Bu hafta da 19 eylül 2010 pazar günü saat 09:00 'de başlayıp pazar günü saat 18:00 arasında Küçükçekmece belediye binası yanındaki Atatürk Parkı'nda adaletin tecellisini bekleyeceğiz.
Belediye’nin de, hükümetin de yanı başındayız.... Kadın, erkek, yaşlı, genç, çocuk, hasta, 21 haftadır, nöbetteyiz. Elde ettiğimiz haklara rağmen bizi gören, duyan yok.. Yeni öğrenim yılında çocuklarımızı hangi okula göndereceğimizi bilmek hakkımız. Onlara reva görülen bir kış daha sokaklarda yatıp kalkmak ve parka en yakın okula gidip gelmek olmamalı.

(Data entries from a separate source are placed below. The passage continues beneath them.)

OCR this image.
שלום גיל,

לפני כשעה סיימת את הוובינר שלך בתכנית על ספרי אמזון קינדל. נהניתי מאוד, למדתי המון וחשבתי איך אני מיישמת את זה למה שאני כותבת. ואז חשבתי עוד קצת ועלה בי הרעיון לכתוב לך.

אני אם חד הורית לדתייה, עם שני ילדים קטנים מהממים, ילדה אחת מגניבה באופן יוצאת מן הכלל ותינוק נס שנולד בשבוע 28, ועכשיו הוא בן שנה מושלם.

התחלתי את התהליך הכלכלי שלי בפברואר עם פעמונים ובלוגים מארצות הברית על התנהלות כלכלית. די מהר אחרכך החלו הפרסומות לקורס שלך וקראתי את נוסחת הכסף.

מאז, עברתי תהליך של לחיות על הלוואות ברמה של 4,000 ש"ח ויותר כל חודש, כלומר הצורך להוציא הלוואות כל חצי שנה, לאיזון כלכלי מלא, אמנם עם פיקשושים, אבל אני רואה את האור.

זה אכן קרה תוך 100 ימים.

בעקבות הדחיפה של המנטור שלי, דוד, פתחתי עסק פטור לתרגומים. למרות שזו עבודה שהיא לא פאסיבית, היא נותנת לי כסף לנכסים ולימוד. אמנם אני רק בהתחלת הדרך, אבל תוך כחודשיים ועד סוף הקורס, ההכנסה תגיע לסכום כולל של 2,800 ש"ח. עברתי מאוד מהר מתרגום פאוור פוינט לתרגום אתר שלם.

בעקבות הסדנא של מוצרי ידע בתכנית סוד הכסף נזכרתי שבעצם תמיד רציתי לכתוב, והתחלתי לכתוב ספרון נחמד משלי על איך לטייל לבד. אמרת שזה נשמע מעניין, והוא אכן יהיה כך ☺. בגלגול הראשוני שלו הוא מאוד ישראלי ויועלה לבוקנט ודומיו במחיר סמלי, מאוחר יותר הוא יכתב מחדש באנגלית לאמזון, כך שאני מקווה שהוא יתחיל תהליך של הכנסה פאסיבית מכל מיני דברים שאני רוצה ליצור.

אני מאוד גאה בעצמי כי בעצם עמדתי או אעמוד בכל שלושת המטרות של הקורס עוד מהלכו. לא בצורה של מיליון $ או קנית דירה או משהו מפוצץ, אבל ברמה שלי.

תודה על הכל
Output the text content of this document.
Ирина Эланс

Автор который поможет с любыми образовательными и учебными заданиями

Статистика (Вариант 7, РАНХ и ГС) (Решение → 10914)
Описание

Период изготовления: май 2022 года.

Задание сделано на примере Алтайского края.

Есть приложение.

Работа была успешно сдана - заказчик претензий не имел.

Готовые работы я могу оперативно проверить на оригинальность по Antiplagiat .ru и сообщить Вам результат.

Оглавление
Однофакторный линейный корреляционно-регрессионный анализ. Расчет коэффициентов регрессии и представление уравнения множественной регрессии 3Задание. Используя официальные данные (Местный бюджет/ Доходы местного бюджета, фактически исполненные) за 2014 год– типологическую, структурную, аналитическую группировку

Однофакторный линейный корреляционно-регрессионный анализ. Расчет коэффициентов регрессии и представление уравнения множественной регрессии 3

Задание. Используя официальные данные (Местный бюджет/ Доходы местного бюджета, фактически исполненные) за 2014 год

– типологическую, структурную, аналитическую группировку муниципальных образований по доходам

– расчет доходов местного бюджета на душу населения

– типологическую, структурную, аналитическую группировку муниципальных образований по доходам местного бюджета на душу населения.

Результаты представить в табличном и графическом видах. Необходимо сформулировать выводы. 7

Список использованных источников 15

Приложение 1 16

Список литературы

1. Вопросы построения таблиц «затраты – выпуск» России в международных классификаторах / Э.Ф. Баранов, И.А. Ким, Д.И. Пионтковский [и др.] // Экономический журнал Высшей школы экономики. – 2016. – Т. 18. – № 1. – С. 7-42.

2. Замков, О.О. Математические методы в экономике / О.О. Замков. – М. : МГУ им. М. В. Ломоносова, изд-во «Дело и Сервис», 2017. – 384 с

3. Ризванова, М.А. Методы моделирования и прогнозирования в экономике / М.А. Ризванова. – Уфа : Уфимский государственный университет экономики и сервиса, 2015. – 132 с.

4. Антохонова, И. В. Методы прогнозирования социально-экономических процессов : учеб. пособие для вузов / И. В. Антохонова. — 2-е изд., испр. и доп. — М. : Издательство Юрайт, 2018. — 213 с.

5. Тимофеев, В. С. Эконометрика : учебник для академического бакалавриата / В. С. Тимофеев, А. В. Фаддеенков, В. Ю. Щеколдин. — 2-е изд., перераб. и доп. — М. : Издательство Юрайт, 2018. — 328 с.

Bu vesileyle kamu yöneticilerinin millete verdikleri sözleri tutmamasından rahatsız olan herkesi, aşağıda verdiğimiz adreslerle Küçükçekmece Belediyesi’ne ve Toki’ye yazarak, e-posta göndererek, ziyaretimize gelerek veya kendi buldukları her yöntemle, desteklerinizi bekliyoruz.'
İkitelli Ayazma-Tepeüstü
Kentsel Dönüşüm Projesi Mağduru Aileler
Aileler geçen pazar gün boyu beklediler ama seslerini yine duyan hiçkimse olmadı.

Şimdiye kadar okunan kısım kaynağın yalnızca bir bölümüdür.